No man is an island, but lots of English towns now are.  It must be bloody awful and none of what follows in any way diminishes how miserable it must be when your house floods, but amidst the political welly-waving, some home truths are being missed.  People who know are talking about how rivers and drainage systems have been neglected and the inevitable soggy consequences of building on flood plains.  But even these issues, which have been warned about for years, don’t get to the heart of the matter which is the ideology of individualism that drives capitalism in general and the property market in particular.

In times of crisis, capitalism resorts to collectivism.  Whether it’s ‘the war effort’, bailing out the banks, or bailing out flood waters, when the shit hits the fan, inveterate free-market individualists suddenly reach for government-led solutions.  What they don’t want to acknowledge is that its craven ‘I’m allright Jackism’ that gets us into the mess.  Housing policy is a graphic example.  Every facet of the home ownership fetish feeds the social and economic isolation reflected in the property-porn and consumerism that obsesses the media and corporate worlds.  Personal financial reward has also been used to sell energy efficiency products, but individual environmentalism is an oxymoron.  I presume there are currently flooded homes that are also covered with solar panels, an ironic illustration that private efforts to produce renewable energy cannot solve the wider problem.  By contrast, I’m sitting in a council flat that is part of a communal heating system.  There’s always more heat and hot water than needed and the total bill last year was £160.  A nice hot bath and horrible flooding are, or should be, part of the same conversation, but we can’t have it if we’re only thinking about ‘my house’.  The cash nexus around property ownership completely distorts any sense that we are connected beyond the limits of our front doors – and that’s the way capitalism likes it.  What interest do the privatised utilities have in mass producing renewable and cheaper energy?  Similarly the establishment politicians may wax lyrical about ‘community spirit’, but once the crisis passes, it terrifies them.
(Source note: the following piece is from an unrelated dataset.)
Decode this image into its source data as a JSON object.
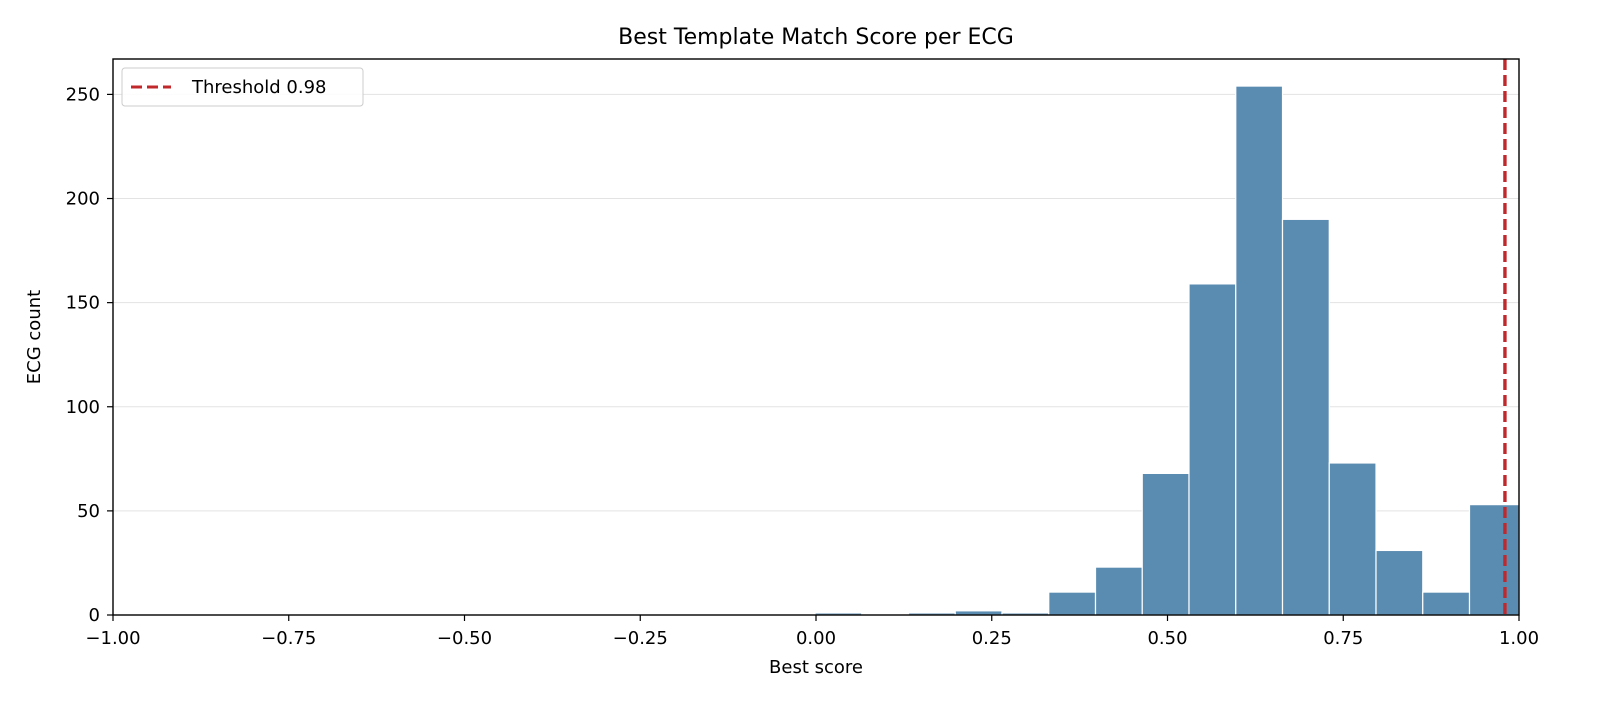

Until, or unless, we can rethink our attitude to housing, we’ll keep getting wet.  Council housing isn’t the only answer, but it provides a model that is.  During its heyday, as well as shared heating, council housing has provided shared laundries, drying rooms, libraries, nurseries, repairs services, insurance, gardens, but above all, identity.  The anti-social lobby create a caricature of any form of collective ownership as Stalinist conformity or a free-love commune.  It doesn’t have to be either.  Several generations of council tenants have lived conventional domestic lives, but with an awareness of their home, services and community being flood-proofed against the whims of the property market and hot-wired to allow the kind of long-term, collective, decommercialised planning and investment that are our only future.